Reporting on some recent eye-opening departures at MSN Search in his monthly Search Engine Report, Danny Sullivan segues into mentions of the rapid hiring being done by Yahoo and Google. It seems people are leaving hot Internet jobs faster than good applicants are filling them.

Sullivan writes:

“And Yahoo has 255 spots open at the moment,
http://nl.internet.com/ct.html?rtr=on&s=1,qyu,1,je2s,1u3p,7cw1,g940
including one job to be a directory editor/surfer for Yahoo Canada.”

Hmm… think you can get rid of me that easily, eh, Danny?

In all seriousness, it’s soooo comforting to know that we small consulting firms are competing with $multibillion brand names for hot Internet talent. Maybe a name change to Zero!! (two exclamation points are better than one, right?) is in order…

Posted by Andrew Goodman

 

Thursday, February 26, 2004

Go, Terry! Yahoo Chief Muses About Ad-Free Services

The world is full of people who will pay not to look at ads, a fact that Yahoo is (amazingly, belatedly) starting to “get,” if Terry Semel’s recent comments are any indication.

The first place to start should be email, something we’ve been ranting and blogging about for the better part of the past three years. To show such enormous ads to people paying a substantial fee for the largest premium Yahoo inbox is just insulting to a group who should be considered your most valued clients and evangelists.

For a substantial number of users, especially at work, time is scarcer than money. Please keep thinking about this, Yahoo.

Posted by Andrew Goodman

 

Sunday, February 22, 2004

Could Transparency Give Yahoo the Edge?

The concept of transparency in business — the idea that companies should be as open as possible while still maintaining their competitive advantage — is a hot topic this days as the media and authors focus on ways to overcome corporate scandals and thrive in the age of instant information.

“Transparent” is hardly the word one would use to describe Google’s search-indexing technology. Webmasters and unscrupulous marketers are always trying to game Google thanks to high rankings often being worth hundreds of thousands of dollars in free advertising dollars. Naturally, Google wants to protect its efforts to ward off spammers and scammers.

But, as a frustrated search engine marketer myself, I know there has to be a way for Google to protect its secret sauce yet reveal some of the recipe so that searchers and business owners know the rules better.

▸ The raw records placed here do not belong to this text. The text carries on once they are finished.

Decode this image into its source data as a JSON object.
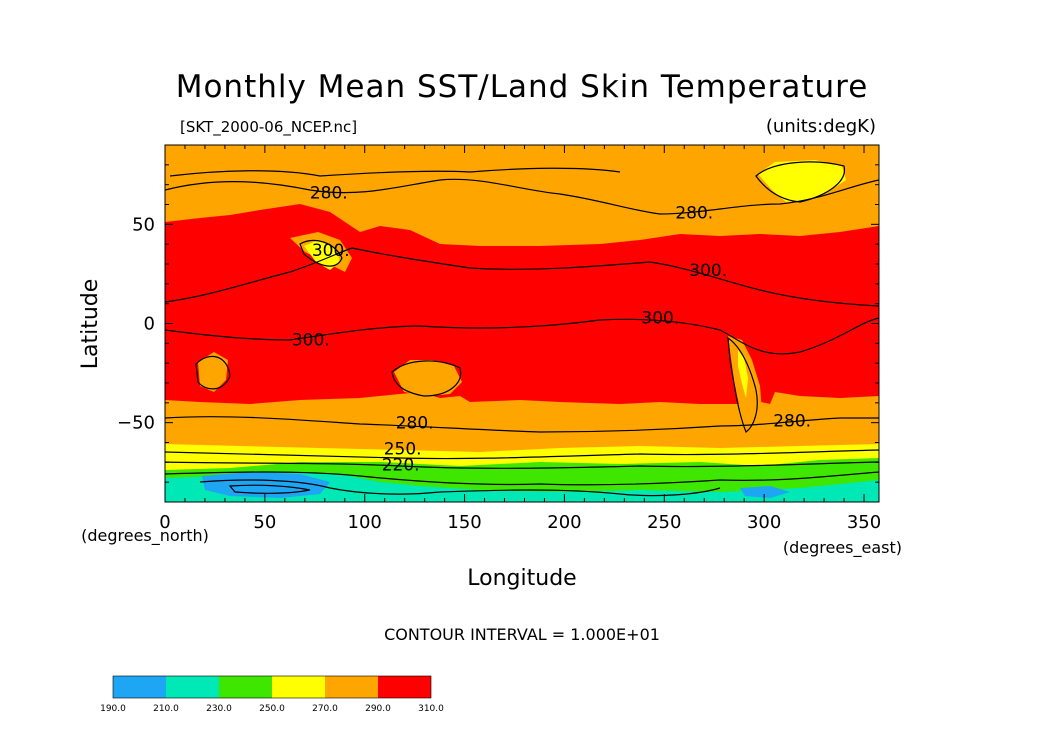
{
  "chart_data": {
    "type": "heatmap",
    "title": "Monthly Mean SST/Land Skin Temperature",
    "file_label": "[SKT_2000-06_NCEP.nc]",
    "units_label": "(units:degK)",
    "xlabel": "Longitude",
    "ylabel": "Latitude",
    "x_unit": "(degrees_east)",
    "y_unit": "(degrees_north)",
    "xlim": [
      0,
      357.5
    ],
    "ylim": [
      -90,
      90
    ],
    "x_ticks": [
      0,
      50,
      100,
      150,
      200,
      250,
      300,
      350
    ],
    "y_ticks": [
      -50,
      0,
      50
    ],
    "contour_interval_text": "CONTOUR INTERVAL = 1.000E+01",
    "contour_labels": [
      {
        "text": "280.",
        "lon": 82,
        "lat": 66
      },
      {
        "text": "280.",
        "lon": 265,
        "lat": 56
      },
      {
        "text": "300.",
        "lon": 83,
        "lat": 37
      },
      {
        "text": "300.",
        "lon": 272,
        "lat": 27
      },
      {
        "text": "300.",
        "lon": 73,
        "lat": -8
      },
      {
        "text": "300.",
        "lon": 248,
        "lat": 3
      },
      {
        "text": "280.",
        "lon": 125,
        "lat": -50
      },
      {
        "text": "280.",
        "lon": 314,
        "lat": -49
      },
      {
        "text": "250.",
        "lon": 119,
        "lat": -63
      },
      {
        "text": "220.",
        "lon": 118,
        "lat": -71
      }
    ],
    "colorbar": {
      "levels": [
        190.0,
        210.0,
        230.0,
        250.0,
        270.0,
        290.0,
        310.0
      ],
      "tick_labels": [
        "190.0",
        "210.0",
        "230.0",
        "250.0",
        "270.0",
        "290.0",
        "310.0"
      ],
      "colors": [
        "#1ea6f5",
        "#00e8b5",
        "#3ee600",
        "#ffff00",
        "#ffa500",
        "#ff0000"
      ]
    }
  }
}
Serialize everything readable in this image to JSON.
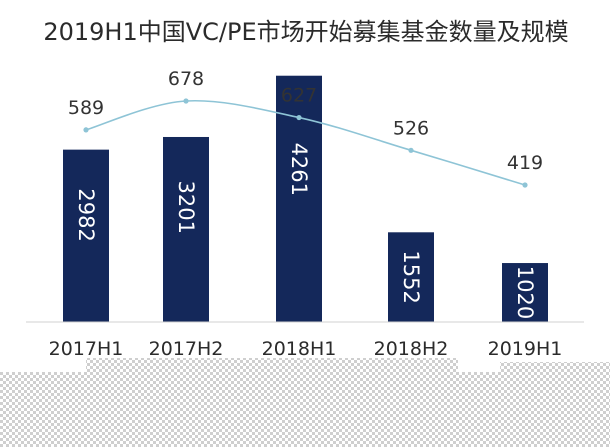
{
  "chart_data": {
    "type": "bar",
    "title": "2019H1中国VC/PE市场开始募集基金数量及规模",
    "categories": [
      "2017H1",
      "2017H2",
      "2018H1",
      "2018H2",
      "2019H1"
    ],
    "series": [
      {
        "type": "bar",
        "values": [
          2982,
          3201,
          4261,
          1552,
          1020
        ]
      },
      {
        "type": "line",
        "values": [
          589,
          678,
          627,
          526,
          419
        ]
      }
    ],
    "bar_ylim": [
      0,
      4600
    ],
    "line_ylim": [
      300,
      750
    ],
    "grid": false,
    "legend": "none",
    "colors": {
      "bar": "#14285a",
      "line": "#8ec4d6",
      "bar_text": "#ffffff"
    }
  }
}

These thoughts came to me while reading a New York Times article about Yahoo’s recent replacing of Google as its search technology provider with its own in-house engine. I keep thinking how Yahoo can also hope to replace Google as the leading search engine. I think it’s a tall task despite all the media reports that are already predicting Google’s decline in relevancy.

In the post before this one, Andrew wisely points out that it’s very likely that Yahoo won’t devote the energy necessary to create and maintain a top-quality index. As Google has proved, it’s a lot harder than it looks. The New York Times article says that in interviews with top Yahoo execs, they’ve strongly asserted that search is a priority, not just another feature in a big portal.

Still, if that’s true, Yahoo will have to do more to wrest the search crown from Google. But, neither FAST nor Teoma could do that, and they all three have indexes of similar quality. Sure, those two don’t have the marketing muscle and budgets of Yahoo, but if it were that easy to dethrone Google, surely they could have done it. Instead, Google is only stronger, thanks to its star brand power.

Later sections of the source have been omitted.